L’abstinence est une résistance
« Vivre libre ou mourir », telle était la devise des résistants du plateau du Vercors massacrés par les nazis en 1944 alors que se profilait à l’horizon la libération de la France. En ce sens, l’abstinence est une résistance, car il s’agit vraiment de mettre en jeu sa vie pour qu’elle soit libre de ses trajectoires et de ses choix. Après la semaine de l’effroi, je reprends ma vie sur la lancée déjà esquissée : lectures intensives, écriture selon les inspirations du moment, promenades si la météo ne me dissuade pas trop, et je profite d’un corps complet, qui a retrouvé l’équilibre de sa santé psychique et physiologique. J’ai un grand besoin de routine, de stabilité, de sécurité et de soutien affectif. C’est à ce prix que l’abstinence peut finir son installation, car le logiciel en question n’est pas encore complètement décompressé de son archive.
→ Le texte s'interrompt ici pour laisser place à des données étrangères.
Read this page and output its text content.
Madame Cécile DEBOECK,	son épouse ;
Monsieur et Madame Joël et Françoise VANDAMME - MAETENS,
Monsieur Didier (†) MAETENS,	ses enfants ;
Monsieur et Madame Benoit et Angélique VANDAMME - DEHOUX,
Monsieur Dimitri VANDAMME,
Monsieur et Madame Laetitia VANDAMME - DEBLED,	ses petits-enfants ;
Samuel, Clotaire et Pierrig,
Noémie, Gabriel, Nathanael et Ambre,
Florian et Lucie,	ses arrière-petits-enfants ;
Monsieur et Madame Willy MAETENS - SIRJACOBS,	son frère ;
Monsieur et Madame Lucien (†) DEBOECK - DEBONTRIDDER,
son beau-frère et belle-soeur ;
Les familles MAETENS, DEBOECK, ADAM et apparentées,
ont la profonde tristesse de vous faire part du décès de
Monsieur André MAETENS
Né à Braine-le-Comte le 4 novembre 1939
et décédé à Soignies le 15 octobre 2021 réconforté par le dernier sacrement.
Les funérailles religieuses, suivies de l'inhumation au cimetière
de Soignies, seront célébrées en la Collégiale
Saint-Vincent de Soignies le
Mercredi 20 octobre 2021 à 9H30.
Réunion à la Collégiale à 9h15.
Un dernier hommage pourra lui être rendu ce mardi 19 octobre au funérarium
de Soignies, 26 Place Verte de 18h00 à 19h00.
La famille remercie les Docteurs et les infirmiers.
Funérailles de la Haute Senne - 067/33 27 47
J’ai encrypté l’accès aux sites de vente en ligne de mes produits psychoactifs, sur cet ordinateur du moins, afin de rendre toute rechute plus complexe et d’imposer, entre le craving et l’achat un temps technique dans lequel une réflexion apte à stopper la rechute peut prendre le temps de se déployer sereinement.
Bientôt la clinique.
Afin de consolider cette abstinence nouvelle, j’ai complété avec mon addictologue et mon éducatrice spécialisée les dossiers d’admission dans deux cliniques qui vont me prendre en charge pour un séjour de 4 semaines, afin de donner à mon élan le tremplin vers la durabilité solide dont j’ai tant besoin pour continuer à vivre. Mon avenir sera celui d’une expérience sans substances psychoactives hors prescription. La clinique me permettra de goûter à un repos et à des soins bien mérités. Je ne vais pas en clinique pour des vacances, mais bien par nécessité et dans le cadre de mon traitement. Il est d’ailleurs assez triste de constater que le niveau de confort en clinique dépend du niveau de richesse, les plus pauvres n’ayant droit qu’au strict minimum. N’étant pas riche, je me contenterai de peu, ce qui sera, je l’espère, suffisant pour ne pas fragiliser les traitements dont j’ai le besoin impératif à ce stade de ma vie. Je continuerai, dans la mesure du possible, de mettre à jour ce blog sous forme d’un journal de post-cure, terme issu de l’ancien schéma cure de désintoxication / post-cure / maintien et dont seule la phase du milieu se fait encore, hors drogues dures, en clinique hospitalière. Ce sera l’occasion d’un témoignage de plus dans un blog qui va bientôt atteindre la centaine d’articles, avec plus de 620 visites depuis sa création et un référencement qui commence à porter ses fruits.